Puenzo: Absolutely. We wrote ‘La Jauria’ almost two years ago, so in a way that feat was ahead of its time. It was a constant dialogue with everything going on, not only in Chile, but in Latin America and the world, especially regarding young women and then eventually women of all ages and men getting together and taking to the streets to fight.
Vesper: From the Fremantle side, what was so exciting when we started looking at it was how it fit so well into this deeper movement that was happening around the world, and in a way was just coming to fruition. I think that each culture is a little different in how it comes to understanding violence against women, and the struggles with patriarchy and the sort of conflicts between classes. It’s all part of the same package in this show that is completely thrilling on its own merits.
Various types of gender abuse are shown, and the series attempts to explain the origins of sexism while showing the benefits of female solidarity. Part of the entertainment of the series is seeing the gathering empowerment of the women cops.
Puenzo: From the beginning, we knew that if we wanted to explore gender violence, we really needed to go deep into all those spaces that that gender violence can occupy.

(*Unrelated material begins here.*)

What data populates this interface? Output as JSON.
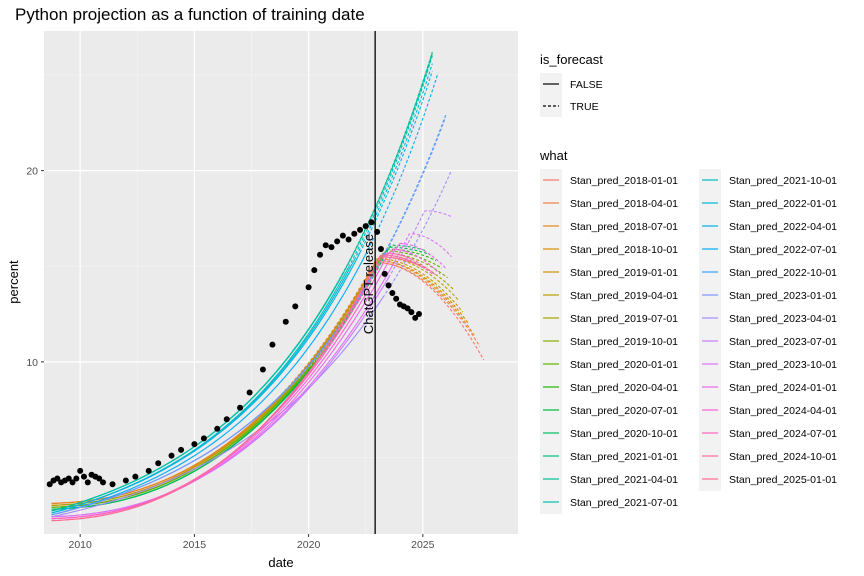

In the last two years the word abuse has been redefined. For example, now we understand a teacher looking at her underaged student in a sexual way is a form of abuse. Maybe years ago, that wasn’t the case. Also, abuse resonates not just with direct victims, but it poisons society and undermines everything that we are, and it affects the men in these women’s’ lives as well as the women themselves.
The male characters aren’t all monsters.
Puenzo: All the writers knew that we had to work hard not to minimize men, not to harbor stereotypes or make them less complex with only men as the villains. We worked hard on understanding boys who grow up to commit a gender violence, and that they are not all the same. Some truly are psychopaths, others are slowly integrated into this horrible game, and others were innocent victims themselves.
“La Jauria” is also a study of how psychology is forged faster in a grossly mediated world of internet and politics. The battle for power is fought out via social media, TV.
Puenzo: In talking about the contemporaneity of the series, it’s interesting that it reflects on how everything is influenced and forged by media. This is a very modern take. And I think that is the scariest thing. We really wanted to build on the monsters that we have inside our homes, which means nobody comes out of the story clean or untouched by this game.
Larraín: One of the most problematic aspects of media today, especially among young people, is “like culture.” If you have lots of “likes” then you’re someone popular or interesting. Everything turns into an attraction, and I think this lobo game allows unknown people to be someone. It’s terrifying because you’re buying an identity, you’re buying applause from people you don’t know, and that can make you do terrible things.
“La Jauría” is produced by Chile and the U.K., but its showrunner and one director – Nicolás Puenzo – are Argentine. It’s an early example of burgeoning Latin American regional fiction business, both in film and TV. Could you comment?
Larraín: Fremantle asked for something local. Bringing in Lucia, someone that grew up in a different culture, was an amazing exercise because although we know each other well, it’s different trying to read another culture and do something local.
Vesper: I think Fabula have such a clear sense of story that it transcends the local. They can tell stories anywhere and I think that’s what attracted us to working with them. This was a story that absolutely made sense to tell in Santiago. But artists like Lucia can work anywhere and are not relegated to just Latin-America.
Puenzo: On “La Jauría” it has been vital to write with Chilean writers for local authenticity. I also think this Chilean cast was the most talented I’ve ever worked with.